Cantor Fitzgerald Income Trust Unveils New Share Class
A fresh capital commitment from the firm’s advisor and reduced fee structures aim to strengthen shareholder value.
December 03, 2025

Cantor Fitzgerald Income Trust Launches Strategic Overhaul Ahead of 2026
Cantor Fitzgerald Income Trust is rolling out a series of changes designed to tighten alignment with its investors and sharpen its long-term focus. The board approved the plan on November 25, 2025, and the initiatives are expected to take effect in Q1 2026.
Here’s what’s changing—and what it means.
Lower fees, stronger alignment
The investment advisor has agreed to reduce its asset management fee from 1.20% to 0.95%, effective January 1, 2026. Its affiliate will also reduce the performance participation allocation from 12.5% to 10%, while keeping the existing return hurdle intact. These adjustments aim to bring the cost structure closer to peers and better align incentives over the long run.

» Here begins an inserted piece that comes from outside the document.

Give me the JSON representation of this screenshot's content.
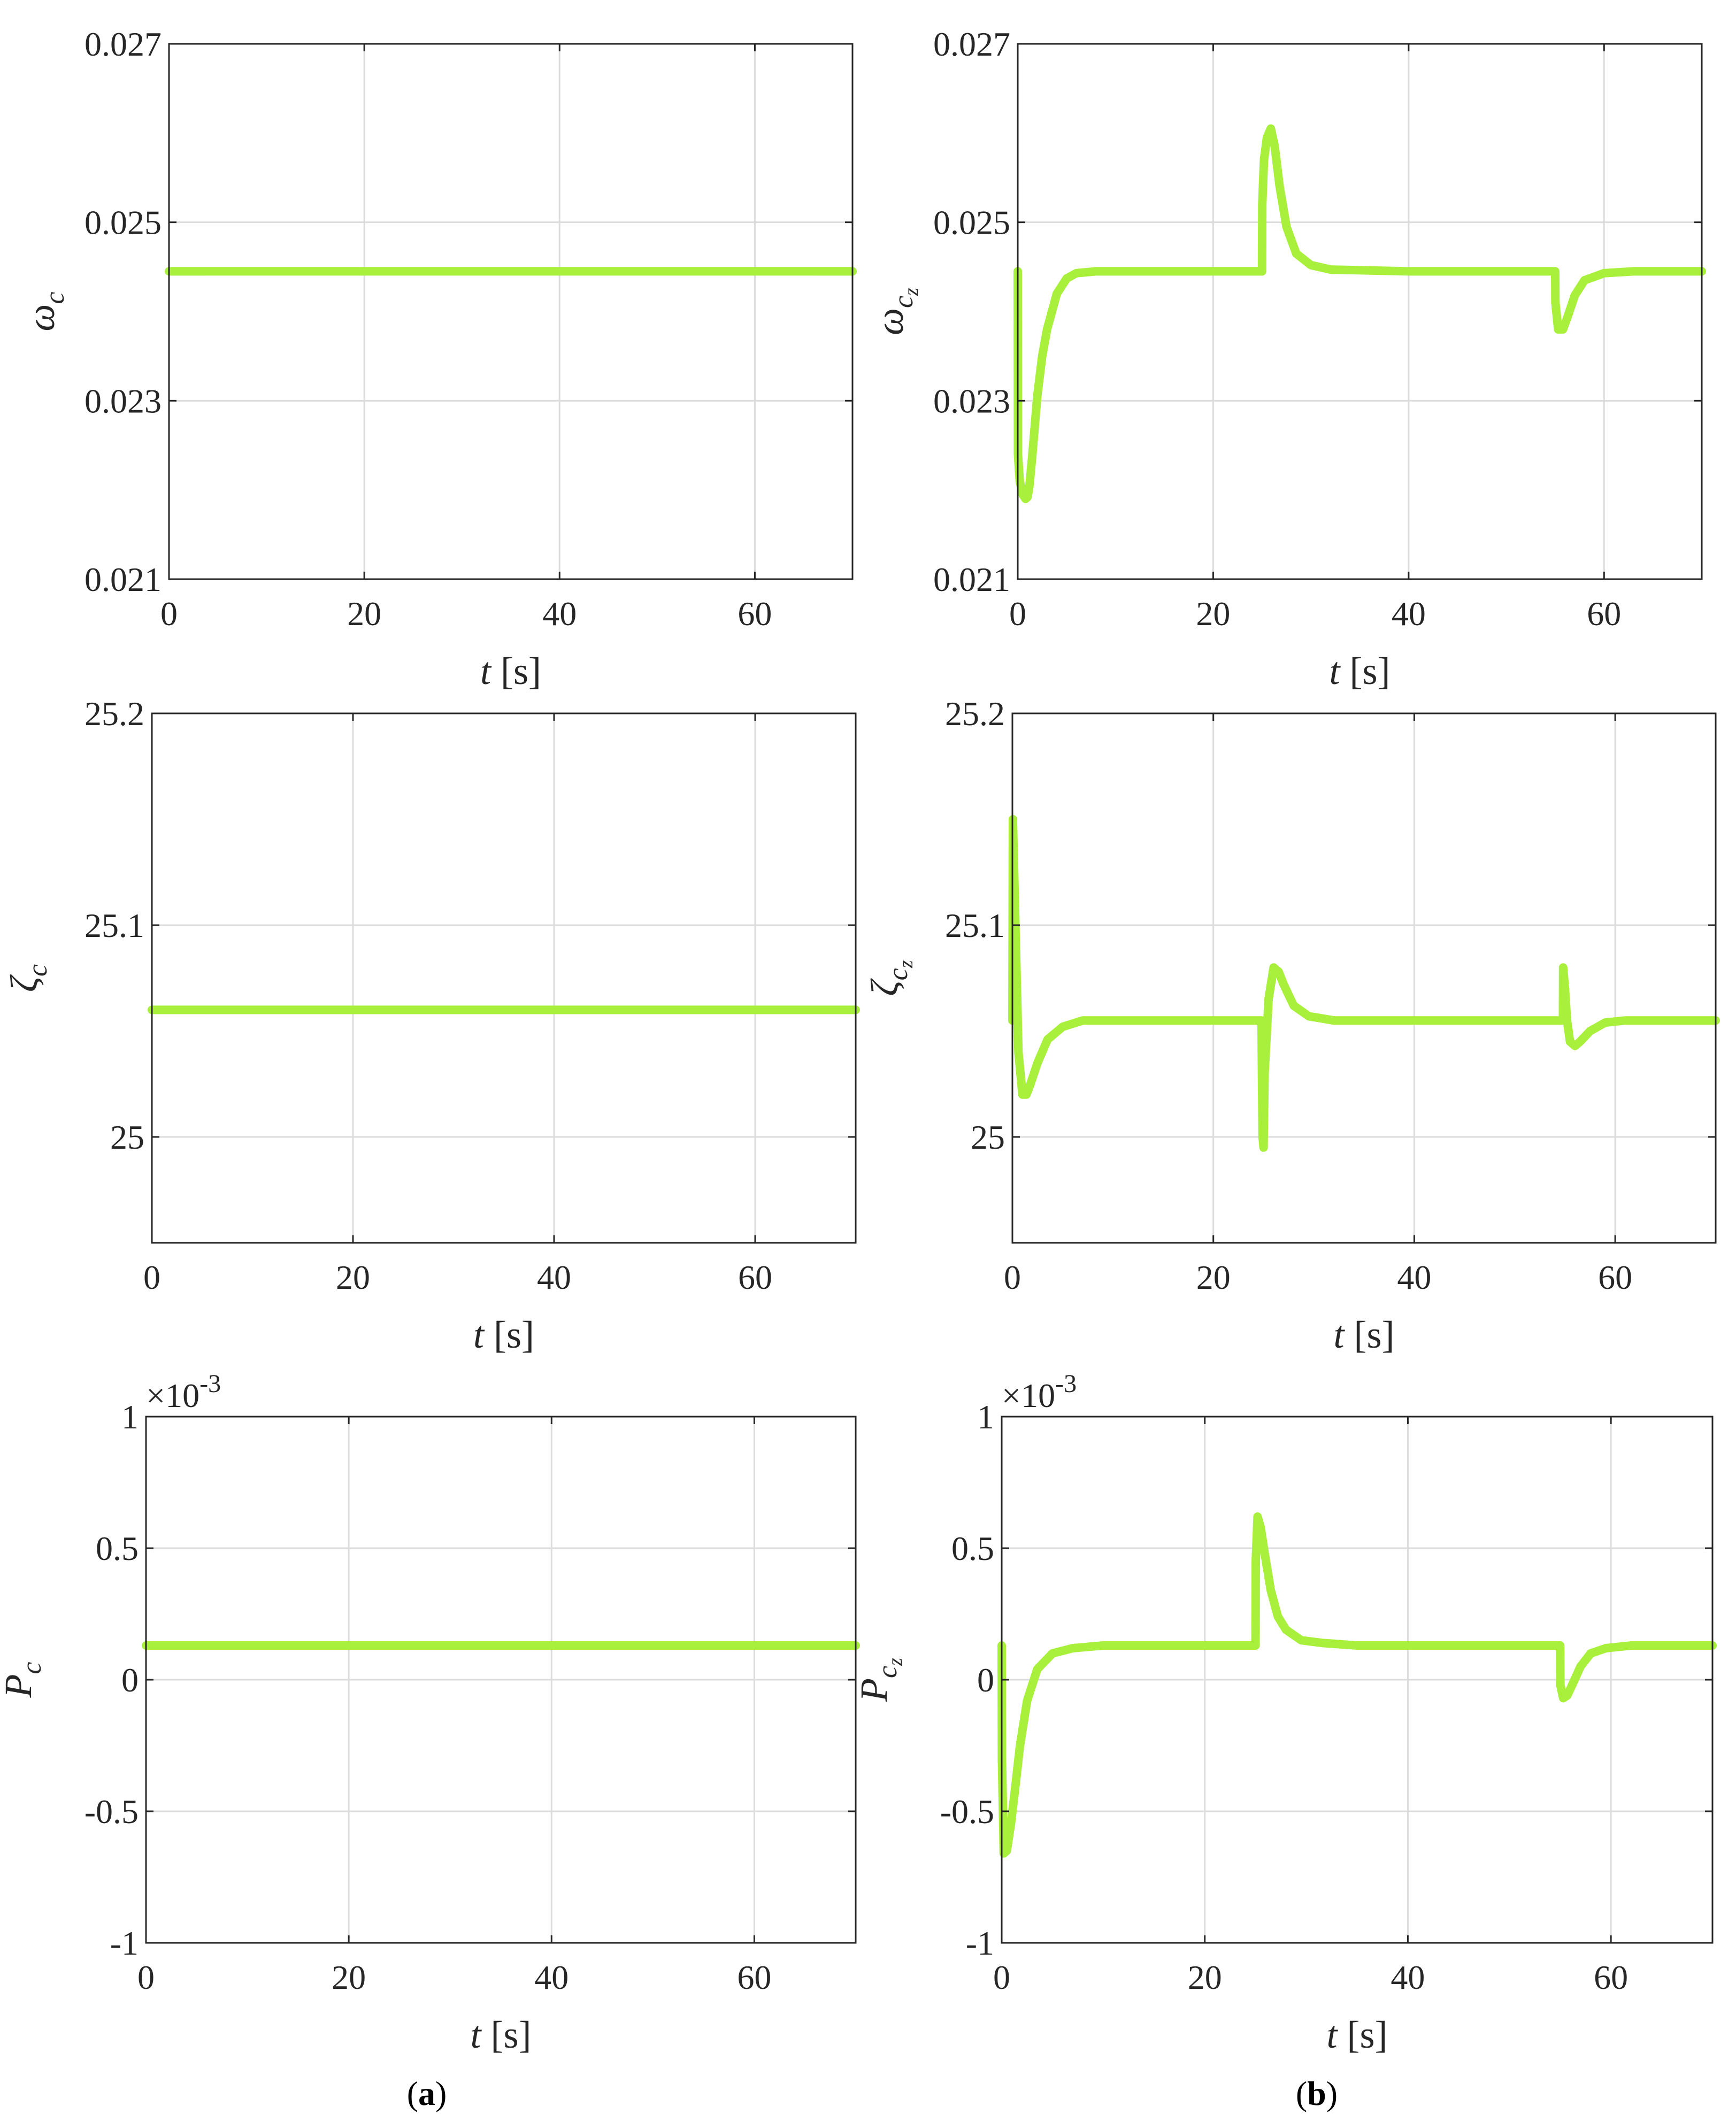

For certain investors, the fee reductions go even further. A new share class, Class SP, will carry a 0.75% asset management fee and a 5% performance participation allocation. This class is expected to be available to:
- New shareholders investing during 2026,
- Existing individual shareholders who meet a minimum ownership threshold, and
- Financial advisors or teams who meet aggregate holding requirements.
Distributions tied to NAV
Instead of paying a fixed per-share amount, the trust will adopt a NAV-based distribution model. Starting January 2026, distributions will be set at an annualized 5.00% of NAV per share class and paid monthly. The goal: to more closely tie shareholder payouts to portfolio performance.
An update to expense reimbursement
Since August 2020, the trust has operated with a reimbursement cap that restricted certain advisor expense recoveries when NAV dropped below $25.00. That restriction is going away. Beginning January 2026, the trust will return to a more standard model—following IPA guidelines that cap reimbursable operating expenses at 2.00% of invested assets or 25.00% of net income.
Importantly, the advisor will waive reimbursement for eligible expenses incurred through the end of 2025. That move helps absorb some of the impact from lifting the prior cap, while signaling continued support for the trust’s stability and direction.
Advisor doubles down with new capital
An affiliate of Cantor Fitzgerald Income Advisors is planning to increase its investment in the trust. The new commitment will bring total ownership to 5.00% and will be made in Class I shares —under the same terms and pricing as other investors in the offering. No special terms or preferences. The investment is expected to close in Q1 2026.
These actions, taken together, reflect a tighter operational focus and a recalibration of incentives across the board. As the trust prepares for the year ahead, the changes aim to position it for long-term, risk-adjusted performance with cost structures that reflect investor priorities.